Rapid Collection of Floral Fragrance Volatiles using a Headspace Volatile Collection Technique for GC-MS Thermal Desorption Sampling

Here, we present a protocol for collecting the floral fragrance volatiles from blooming flowers, using a non-destructive sampling procedure.

Because floral fragrance is critical for attracting pollinators, this method could be used to better understand or even enhance pollination of native flower species. With this method, fragrance volatiles are sampled using a non-destructive method with an easily-transported machine. This methodology uses rapid sampling, cutting sampling time from two to three hours to 10 minutes.

These methods provide a way to quickly sample volatiles produced by flowers and could be used to sample volatiles from other specimens as well, such as insect pheromones. To begin, select a flower that is initially unopened, and mark the flower with flagging tape to ensure repeated sampling of the same flower. Boil oven bags in water for 30 minutes to remove residual plastic compounds.

To dry, bake in an oven at 175 degrees Celsius for 60 minutes. Once the bags have dried, add a polypropylene bulkhead union to each corner of the closed end of the oven bags. Rinse all bags and tubes with 75%ethanol and let them air dry.

Then, bake the bags and the tubes in an oven at low heat, between 74 to 85 degrees Celsius for 30 minutes. Depending on the duration of the blooming time, if possible wait at least 24 hours after blooming to collect the sample. Cover the selected flower with a baked oven bag.

Cinch the bag together tightly with a plastic zip tie below the flower to prevent unwanted air flow into the bag. Wearing sterile neoprene gloves, attach a tube from the air outlet of the collection equipment and connect it to one of the bulkhead unions on the oven bag. On the other bulkhead union, attach a glass filter cartridge containing porous polymer adsorbent.

Attach a second tube to the collection equipment on the vacuum input. Connect the end of the second tube onto the glass volatile collection filter cartridge. Turn on both the air pump and the vacuum at the same time and set at 0.05 liters per minute.

The head space around the flower is filled with air but not overinflated. The system pulls air from the bag through the filter, trapping the floral volatiles. Allow the machine to run for 10 minutes.

And then turn off both the air pump and vacuum. Disassemble the tubes and the glass filter cartridge. Place the filter into a glass vial and screw on a cap.

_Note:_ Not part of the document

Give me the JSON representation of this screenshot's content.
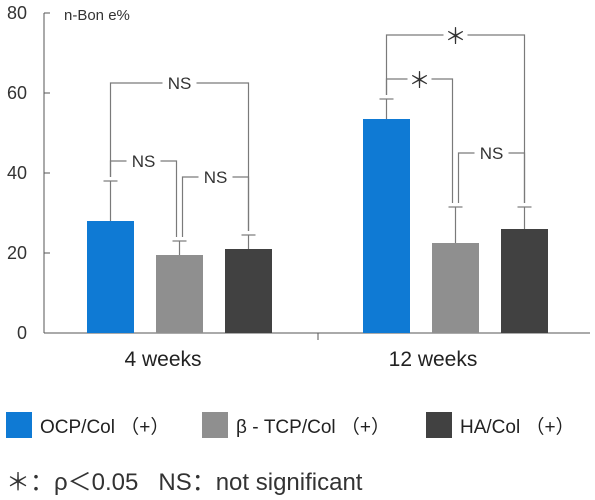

Seal the vial with PTFE pipe thread tape. Store the sample in a freezer until GCMS analysis. Repeat this process with an empty oven bag to collect a blank air sample as a control.

For consistent replications of the same volatiles, repeat sample collection at the same time each day, as some flowers produce varying fragrance levels over the course of the day. First, remove the glass filter cartridge from the freezer and place it into a GCMS in the injector port. To release head space volatiles collected on porous polymer adsorbent from the adsorbent, heat the thermal collection trap to 220 degrees Celsius for eight minutes within a flow of helium gas at 1.2 milliliters per minute.

Compare chromatograms of collected volatiles to identify common reoccurring peaks. After identifying the peak volatiles, use Pherobase to determine if they have been previously described in floral fragrances. In this study, representative data from the GCMS are shown as a chromatogram.

Peaks between 10 and 15 minutes are floral volatiles. The collected volatiles were referenced in Pherobase to determine if they have been previously described in a floral fragrance. For example, compound number 21, with a retention time of 10.311 has been identified as benzaldehyde.

Benzaldehyde is searchable on Pherobase with a list of all flower species, organized by plant family, from which that fragrance compound has been identified. The orchid species are shown here, from which benzaldehyde has been determined to be present in the floral fragrance. Previous methods took two to four hours per sample.

The use of a solvent to remove the sample from the filter would result in a solvent peak on the GCMS. This would hide the compounds from zero to 3.5 minutes. This method allows for all compounds to be seen.